Force Of Jump Determined By Collision.Contacts

Hey guys, I’m a tad stuck here, I need some guidance on how to go about making my jump force be directly associated with the angle of the wall it’s bouncing off of.

I have the angles right, using contacts.normal, but when it’s bouncing off of say a 45 degree slope, it will have the same force it’s using when it jumps upwards, which isn’t what I want since on flat ground, it’s fighting against gravity, so it only goes so high, but it’s only half gravity effect when jumping from a slope.

So what I need is to be able to have my variable called ‘jumpDistY’ to vary depending on the angle it’s jumping from, so if it’s on 45 degrees I only want about half strength, if it’s 90 degrees I want it to only be about 10-20% of it’s total strength.

And every degree in-between should be covered somehow, because I will be creating levels that have varying degrees of slopes so it needs to be able to work on all degrees.

Here is what I have for my jumping and collisions so-far:

``````void Update()
{
if (Input.GetButton("Jump") && canJump)
{
canJump = false;
}
}

void OnCollisionStay(Collision theCollision)
{
if (theCollision.gameObject.tag == "Ground")
{
onGround = true;
canJump = true;
normalDirection = theCollision.contacts[0].normal;
}
}
``````

If you might know how I could achieve this I’d very much appreciate it, thank you!

Well you have the normal so all you really need is to get the magnitude of it in the y direction (0, 1, 0), or Up.

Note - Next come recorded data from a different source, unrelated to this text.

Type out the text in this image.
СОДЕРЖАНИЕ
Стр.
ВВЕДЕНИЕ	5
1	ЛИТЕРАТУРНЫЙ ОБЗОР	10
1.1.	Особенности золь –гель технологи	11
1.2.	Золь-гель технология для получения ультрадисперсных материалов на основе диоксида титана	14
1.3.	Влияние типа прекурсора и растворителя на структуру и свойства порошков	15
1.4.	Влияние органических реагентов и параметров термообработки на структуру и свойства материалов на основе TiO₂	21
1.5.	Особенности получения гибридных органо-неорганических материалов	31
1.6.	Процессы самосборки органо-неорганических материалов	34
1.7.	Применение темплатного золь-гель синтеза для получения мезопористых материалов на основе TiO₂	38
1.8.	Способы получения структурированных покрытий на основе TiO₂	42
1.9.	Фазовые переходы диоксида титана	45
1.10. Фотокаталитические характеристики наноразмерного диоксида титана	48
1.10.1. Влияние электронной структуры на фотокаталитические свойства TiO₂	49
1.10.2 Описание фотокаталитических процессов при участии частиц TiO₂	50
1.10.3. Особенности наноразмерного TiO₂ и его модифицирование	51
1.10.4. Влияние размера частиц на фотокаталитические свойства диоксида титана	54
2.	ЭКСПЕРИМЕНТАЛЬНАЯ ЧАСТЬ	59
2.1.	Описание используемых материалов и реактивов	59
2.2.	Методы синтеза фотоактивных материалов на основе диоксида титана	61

We know that normals have a magnitude of 1 so you could just do normalDirection * normalDirection.y. This gets you partially there because when the normal is Up (0, 1, 0) you’ll be multiplying by 1 and when the normal is pointing right/left or horizontal the y component will be 0 and thus give you no jump distance. Depending on what you’re looking for beyond 45 degrees you could just normalize your jump force such as (.6 * normalDirection.y) + .2 which will give you half strength at 45 degrees because y will be .5, so .6 * .5 = .3, and then add in the extra 20 percent, .3 + .2 = .5, and give you just 20 percent at 90 degrees when the y component is zero. This of course doesn’t cover every case because when the floor is completely flat you’d only get 80% full force.

Most likely you’ll need to start with a function like Vector3.Angle or Vector3.Dot to compare against `Vector3.up`.

For example, you could use lerp to create a linear falloff as the angle approaches 90 degrees:

``````float angle = Vector3.Angle(Vector3.up, normalDirection);
angle = Mathf.Clamp(angle, 0f, 90f);

//angle between 0 and 90, so express it as ratio from 0 to 1
float jumpPerc = angle / 90f;
float jumpForce = maxJumpForce * jumpPerc;
``````

That’s relatively simple.

Some developers like to compare vectors using dot products. The dot product of vectors will range from 1 (same direction) to 0 (perpendicular) to -1 (opposite direction). This is handy when you need to check if one character is looking at or away from another character.

For any two vectors `A` and `B` with angle `theta` between them, the dot product is a float that equals `|A| * |B| * cos(theta)`. Since we’re comparing unit vectors, here, the dot product is really giving us `cos(theta)`. That’s handy because it’s a smoother falloff:

``````float jumpPerc = Vector3.Dot(Vector3.up, normalDirection);
float jumpForce = maxJumpForce * jumpPerc;
You can use anything along those lines. Once you’ve got a `jumpPerc` from 0 to 1, there are plenty of mathematical functions you could use to modify the jump strength – you just need to find one that suits your needs!